Anyone would thank taxpayers if the federal income tax rate were more progressive, and the refundable tax credit adjusted upward. Even in famous Matthew 25::14-30, one servant gets five talents, and makes other five talents. Another servant gets two talents, and makes other two talents. Finally the servant with one talent gets nothing, and cast out. The next dissmissable servant has four talents.
More to the matter, in the manner of the Pythagorean Theorem, the household should have been enriched 8 talents, but was only enriched seven. The Square Root of five squared, plus the square root of five squared, is five talents, with no portions or decimals, (which didn't exist for another thousand years or so, at any rate, in that neighborhood).

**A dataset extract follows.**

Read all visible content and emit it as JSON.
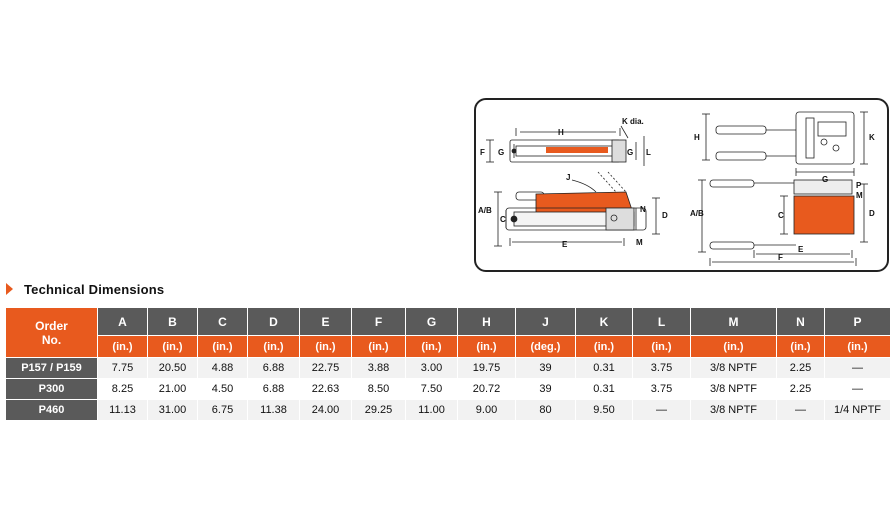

If the household intends to get less and less with each successive, distribution, then it will collapse. In fact, the loss of one servant was probably horrific as a story at any rate: To anyone who understood the buying and selling of household servants at the time.
The law in pay raises, interest and dividend contracts, and so on: Tends to the fixed percentage pay basis shown in Matthew 25::14-30. It is Matthew 20::1-16, which has the equal amount, refundable concept. The first get the same as the last.
In the Matthew 25::14-30 concept, the rich keep it all, and the household gets successively less. And it's just arithmetic. That particular household did not have the refundable tax credit concept, of the other one in Matthew.
"Crow, James Crow: Shaken, Not Stirred!"
(Ancient Jewish people tell strange stories, using math of Greater deities of Greece, like is in the Pythagorean religion!)